I found the recent Wall Street Journal article  about family-work balance blogs surprising. After all, in my own family my husband and I frequently check in with one another and analyze how we’re both feeling about the family-work juggle. We’re both guilty of being pretty intent on our navels much of the time. But we find that we haven’t just made static choices about how to divide our work and family lives. It takes frequent dialogue and communication to be sure we’re where we want to be. And, as big fans of the Mama PhD blog site (no bias, really), we’ve come up with five great reasons why we all need to keep talking about work-family life balance, especially as academics.
1. Our stories create community with others facing similar struggles and decisions about how to best split our work and home lives.
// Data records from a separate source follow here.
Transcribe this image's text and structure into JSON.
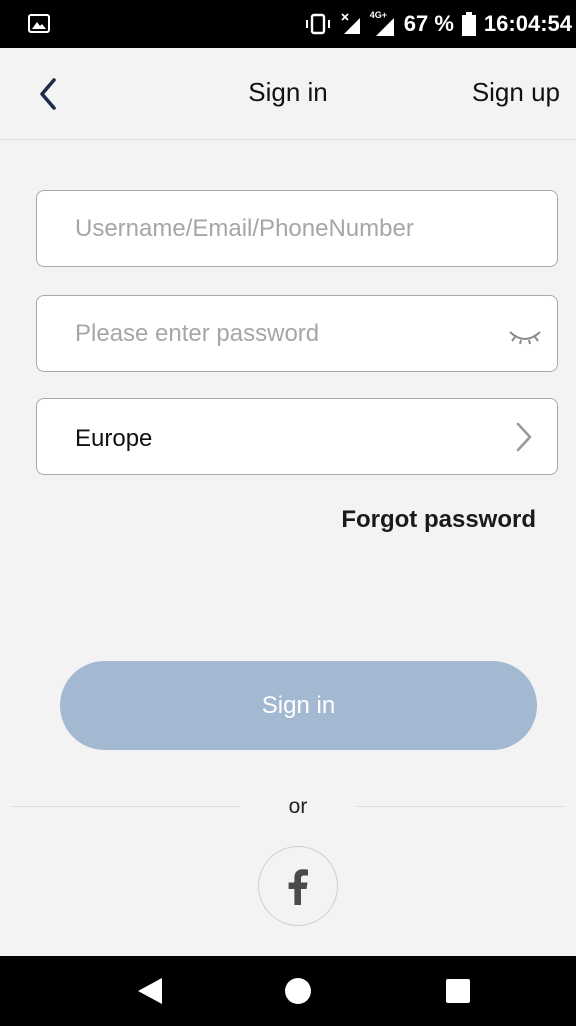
{
  "status_bar": {
    "battery_text": "67 %",
    "time": "16:04:54",
    "icons": [
      "gallery-icon",
      "vibrate-icon",
      "signal-icon",
      "signal-4g-icon",
      "battery-icon"
    ],
    "network_label": "4G+"
  },
  "header": {
    "title": "Sign in",
    "signup_label": "Sign up",
    "back_icon": "chevron-left-icon"
  },
  "form": {
    "username_placeholder": "Username/Email/PhoneNumber",
    "username_value": "",
    "password_placeholder": "Please enter password",
    "password_value": "",
    "password_toggle_icon": "eye-closed-icon",
    "region_value": "Europe",
    "region_icon": "chevron-right-icon",
    "forgot_label": "Forgot password",
    "signin_label": "Sign in"
  },
  "social": {
    "or_label": "or",
    "facebook_icon": "facebook-icon"
  },
  "nav_bar": {
    "icons": [
      "nav-back-icon",
      "nav-home-icon",
      "nav-recent-icon"
    ]
  },
  "colors": {
    "background": "#f3f3f3",
    "signin_button": "#a3b8d1",
    "header_text": "#111111",
    "back_arrow": "#1c2b4a",
    "placeholder": "#a6a6a6",
    "field_border": "#a9a9a9"
  }
}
And if the work environment isn’t conducive to these conversations or if one doesn’t have colleagues with whom to have discussions about accommodating family, a web community is the next best thing to avoid feeling isolated.
2. We exchange information and ideas in an open forum. It’s useful to know how other academic mothers keep their lives organized and stay sane! There are no how-to guides, and we have few role models and sometimes no peers.
3. Sometimes we feel discouraged or doubt the choices we’ve made, especially with an unsupportive peer group. In a forum such as this we find validation for the paths we’ve taken and can support others making similar decisions.
4. We don’t often have in our graduate programs discussions about work and family balance or get any kind of guidance about the difficult decisions we may face when family needs don’t easily mesh with job demands (or study schedule). Sites such as this blog can be a source of advice or a resource as students move forward in their studies or begin careers.
5. Our ideas and concerns may be heard by powers that be and actually effect changes in university family leave policies or inspire ways of accommodating those who fall through the cracks because they’ve left the traditional academic pipeline.